Nadie sobre la Santa María
había visto tierra firme desde hacía una semana exacta. Pero su capitán seguía
escudriñando el límite infinito del cielo y el mar con un deseo férreo,
indiferente a todas las posibilidades de no encontrar absolutamente nada por
otros cuantos días más. No le importaba, sinceramente, que la moral de su
tripulación estuviera baja, que el pan estuviera cada día más rancio y
avinagrado, y que cinco de sus grumetes presentaran claros indicios de tener
agusanados sus estómagos. No, ni siquiera le preocupaba el motín que sabía se
fraguaba en los fríos dormitorios del barco, ni que su cabeza estuviera en
verdadero peligro por culpa de su gran y arriesgada empresa.
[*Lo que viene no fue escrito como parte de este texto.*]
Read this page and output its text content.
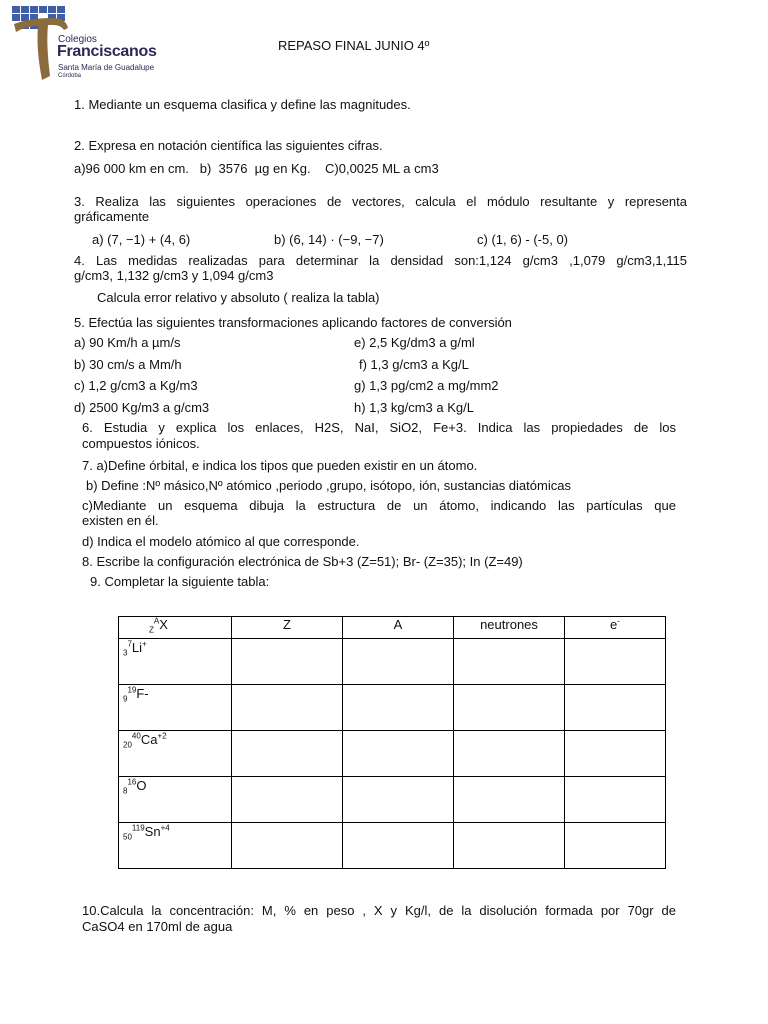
Colegios
Franciscanos
Santa María de Guadalupe
Córdoba
REPASO FINAL JUNIO 4º
1. Mediante un esquema clasifica y define las magnitudes.
2. Expresa en notación científica las siguientes cifras.
a)96 000 km en cm.   b)  3576  µg en Kg.    C)0,0025 ML a cm3
3. Realiza las siguientes operaciones de vectores, calcula el módulo resultante y representa
gráficamente
a) (7, −1) + (4, 6)	b) (6, 14) · (−9, −7)	c) (1, 6) - (-5, 0)
4. Las medidas realizadas para determinar la densidad son:1,124 g/cm3 ,1,079 g/cm3,1,115
g/cm3, 1,132 g/cm3 y 1,094 g/cm3
Calcula error relativo y absoluto ( realiza la tabla)
5. Efectúa las siguientes transformaciones aplicando factores de conversión
a) 90 Km/h a µm/s	e) 2,5 Kg/dm3 a g/ml
b) 30 cm/s a Mm/h	f) 1,3 g/cm3 a Kg/L
c) 1,2 g/cm3 a Kg/m3	g) 1,3 pg/cm2 a mg/mm2
d) 2500 Kg/m3 a g/cm3	h) 1,3 kg/cm3 a Kg/L
6. Estudia y explica los enlaces, H2S, NaI, SiO2, Fe+3. Indica las propiedades de los
compuestos iónicos.
7. a)Define órbital, e indica los tipos que pueden existir en un átomo.
b) Define :Nº másico,Nº atómico ,periodo ,grupo, isótopo, ión, sustancias diatómicas
c)Mediante un esquema dibuja la estructura de un átomo, indicando las partículas que
existen en él.
d) Indica el modelo atómico al que corresponde.
8. Escribe la configuración electrónica de Sb+3 (Z=51); Br- (Z=35); In (Z=49)
9. Completar la siguiente tabla:
$_Z^A$X	Z	A	neutrones	e-
$_3^7$Li+				
$_9^{19}$F-				
$_{20}^{40}Ca^{+2}$				
$_8^{16}$O				
$_{50}^{119}Sn^{+4}$				
10.Calcula la concentración: M, % en peso , X y Kg/l, de la disolución formada por 70gr de
CaSO4 en 170ml de agua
Era pasado el mediodía, el sol
brillaba fuerte sobre el tranquilo mar aterciopelado y el aire parecía haberse
quedado completamente estancado. Nadie quería trabajar, menos con una esperanza
de gloria tan nula como la que todos los tripulantes tenían en ese momento;
todos gruñían en vez de responder, o utilizaban los golpes en vez de las
palabras. El ambiente se notaba tan tenso, que alguien podría haberlo abierto hasta
con una navaja de hoja fina.
Todos, esa tarde, se encontraban
tan ensimismados rumiando su propia rabia, que nadie se percató de que el barco
vibraba progresivamente como si una mano gigante lo estuviera agitando por
debajo del agua. Fue uno de los grumetes que se encontraba sobre la cubierta el
que advirtió el creciente movimiento. Para cuando todos le hubieron prestado
atención, incluso el propio capitán del barco, el movimiento era ya totalmente
perceptible.
Fue en eso que el trozo de cielo
encima de ellos se oscureció en menos de diez segundos; para cuando todos
hubieron dirigido su mirada a él, de éste comenzaron a salir relámpagos en
todas direcciones.
El capitán se hallaba pasmado,
sin saber qué hacer ni decir. Veía cómo los grumetes maldecían, otros gritaban,
unos cuantos se ponían a resguardo, mirando atemorizados el violento cielo
sobre ellos. Murmuró una palabrota, y movido por un acto instintivo, miró en
dirección a los otros dos barcos que los acompañaban a lo lejos, percatándose
que encima de ellos el cielo también se había tornado oscuro, despidiendo rayos
a diestra y siniestra.
−¡Capitán! −gritó alguien; mas el
capitán no pudo responderle: en ese momento, sin que nadie pudiera preverlo, un
fuerte relámpago impactó el centro de la cubierta del barco. Un resplandor
blanco los cegó a todos por unos instantes; para cuando abrieron de nuevo los
ojos, vieron que delante de ellos había un ser negro, con una cosa que
parecía un arma sobre sus manos. Todos quedaron de una sola pieza. Nadie atinó
a hacer nada. Sólo se escuchaba el gruñido de los relámpagos encima.
El ser gritó:
−¡Muéranse, hijos de puta! −y
tras apuntarlos con su arma, comenzó a dispararles ráfagas de gruesas balas a
todo quien tuviera al frente. Los trozos de carne saltaban desparramados hacia
todos lados: pedazos de brazos, cabezas, piernas.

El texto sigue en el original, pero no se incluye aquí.